6. Rate regulation, not the mandatory purchase of private insurance, is the first step to major reform.
Rate Regulation's Proven Record
A robust regulatory review would follow the health care money trail, oversee what insurers define as "medical spending" and ensure that premiums are not excessive. Since 1988, property and casualty insurance rate regulation under Proposition 103 has saved California drivers $23 billion in premiums. Our consumer group alone has saved Californians $800 million in auto, home, and medical malpractice insurance premiums by intervening against excessive rate increase proposals under Prop 103. According to a report released this year:
* California auto insurance premiums have declined by 7% since voters approved Prop 103 in 1988, while rates nationally have increased 47%.

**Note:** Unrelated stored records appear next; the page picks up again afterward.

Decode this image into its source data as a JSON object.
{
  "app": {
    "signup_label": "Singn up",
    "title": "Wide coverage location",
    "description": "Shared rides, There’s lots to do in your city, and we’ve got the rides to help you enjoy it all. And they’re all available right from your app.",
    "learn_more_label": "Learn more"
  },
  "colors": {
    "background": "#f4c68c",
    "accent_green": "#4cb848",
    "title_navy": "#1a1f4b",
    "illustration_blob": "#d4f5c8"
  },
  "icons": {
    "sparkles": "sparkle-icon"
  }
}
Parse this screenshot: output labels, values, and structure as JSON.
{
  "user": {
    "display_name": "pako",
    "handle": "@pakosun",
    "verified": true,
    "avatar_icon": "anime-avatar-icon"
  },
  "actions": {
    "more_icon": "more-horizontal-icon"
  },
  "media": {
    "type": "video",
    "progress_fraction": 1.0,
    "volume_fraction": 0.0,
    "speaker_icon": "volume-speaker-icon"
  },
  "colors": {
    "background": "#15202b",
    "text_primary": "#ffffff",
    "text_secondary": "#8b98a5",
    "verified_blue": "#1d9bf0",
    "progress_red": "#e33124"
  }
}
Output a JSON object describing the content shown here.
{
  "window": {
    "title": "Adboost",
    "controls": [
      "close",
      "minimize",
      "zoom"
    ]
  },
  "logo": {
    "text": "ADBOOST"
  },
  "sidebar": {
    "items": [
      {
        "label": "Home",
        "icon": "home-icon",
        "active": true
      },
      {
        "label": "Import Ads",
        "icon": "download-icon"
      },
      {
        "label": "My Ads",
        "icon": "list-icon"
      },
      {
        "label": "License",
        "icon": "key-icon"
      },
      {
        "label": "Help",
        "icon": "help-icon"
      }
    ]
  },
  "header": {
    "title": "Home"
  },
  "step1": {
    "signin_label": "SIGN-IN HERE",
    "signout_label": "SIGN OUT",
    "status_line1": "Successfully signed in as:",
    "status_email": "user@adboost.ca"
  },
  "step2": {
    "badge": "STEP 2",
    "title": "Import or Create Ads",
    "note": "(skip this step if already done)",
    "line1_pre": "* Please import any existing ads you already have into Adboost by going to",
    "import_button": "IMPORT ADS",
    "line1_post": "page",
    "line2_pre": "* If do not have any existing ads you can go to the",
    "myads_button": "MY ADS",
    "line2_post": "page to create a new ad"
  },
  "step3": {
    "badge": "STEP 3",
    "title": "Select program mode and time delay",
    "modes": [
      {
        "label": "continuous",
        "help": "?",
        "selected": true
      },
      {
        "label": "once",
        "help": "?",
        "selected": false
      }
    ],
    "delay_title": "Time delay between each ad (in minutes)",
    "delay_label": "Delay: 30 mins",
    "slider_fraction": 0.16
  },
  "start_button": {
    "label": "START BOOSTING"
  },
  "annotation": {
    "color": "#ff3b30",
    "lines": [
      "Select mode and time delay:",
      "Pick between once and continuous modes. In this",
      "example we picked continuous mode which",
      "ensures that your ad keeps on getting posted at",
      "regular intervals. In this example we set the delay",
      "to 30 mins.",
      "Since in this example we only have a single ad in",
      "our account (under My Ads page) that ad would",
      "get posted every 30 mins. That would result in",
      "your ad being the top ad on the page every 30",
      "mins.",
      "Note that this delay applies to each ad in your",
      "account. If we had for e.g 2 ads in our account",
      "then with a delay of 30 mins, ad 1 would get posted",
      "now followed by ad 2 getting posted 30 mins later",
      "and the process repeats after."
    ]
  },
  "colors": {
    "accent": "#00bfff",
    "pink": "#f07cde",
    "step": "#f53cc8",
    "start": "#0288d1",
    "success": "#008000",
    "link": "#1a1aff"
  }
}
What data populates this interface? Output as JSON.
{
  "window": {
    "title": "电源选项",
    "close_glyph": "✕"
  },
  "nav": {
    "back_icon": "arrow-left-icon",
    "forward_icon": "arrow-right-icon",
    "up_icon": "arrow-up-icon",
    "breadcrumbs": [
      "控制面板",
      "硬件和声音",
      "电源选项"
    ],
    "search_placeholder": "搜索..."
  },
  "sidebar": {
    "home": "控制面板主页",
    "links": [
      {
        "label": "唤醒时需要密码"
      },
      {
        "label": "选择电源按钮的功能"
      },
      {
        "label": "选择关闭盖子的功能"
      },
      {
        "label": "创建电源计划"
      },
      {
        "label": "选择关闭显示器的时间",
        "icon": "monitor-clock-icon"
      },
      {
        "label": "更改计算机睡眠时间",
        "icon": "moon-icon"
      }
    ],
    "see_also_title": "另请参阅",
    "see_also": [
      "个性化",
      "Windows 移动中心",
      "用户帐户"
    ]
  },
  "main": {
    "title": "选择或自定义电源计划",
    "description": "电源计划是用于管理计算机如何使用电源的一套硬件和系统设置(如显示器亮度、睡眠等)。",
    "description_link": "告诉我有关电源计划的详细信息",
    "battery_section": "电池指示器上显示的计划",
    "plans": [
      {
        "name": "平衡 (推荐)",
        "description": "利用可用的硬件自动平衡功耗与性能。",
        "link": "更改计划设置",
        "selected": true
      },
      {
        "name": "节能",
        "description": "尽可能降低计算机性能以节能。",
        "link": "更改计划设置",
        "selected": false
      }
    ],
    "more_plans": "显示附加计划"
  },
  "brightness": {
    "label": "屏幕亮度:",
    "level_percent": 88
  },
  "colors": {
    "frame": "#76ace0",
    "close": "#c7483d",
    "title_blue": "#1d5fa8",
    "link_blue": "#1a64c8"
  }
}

* In the fifteen years following the passage of Prop. 103, California fell from 2nd most expensive state for auto liability premiums in the country to 21st.
* At the same time, the stability of rate regulation has provided above- average profits for California insurers.
Health Insurer Waste & Profiteering
Regulation of rates would squeeze billions of dollars of fat out of the health care system, leading to level or reduced rates even if guaranteed issue and community rating are required:
* Just four HMOs regulated by the Department of Managed Health Care (DMHC) have transferred $4 billion in profit to out-of-state parent companies since 2002 -- enough money to provide full coverage to 1 million Californians for an entire year.
* Just three companies, including Blue Cross and the non-profits Kaiser and Blue Shield, have $14.4 billion in excess reserves -- enough money to provide full coverage to 4.6 million Californians for an entire year. Kaiser has 1,200% of the required minimum, for a total of $11.3 billion in premium- funded excess reserves.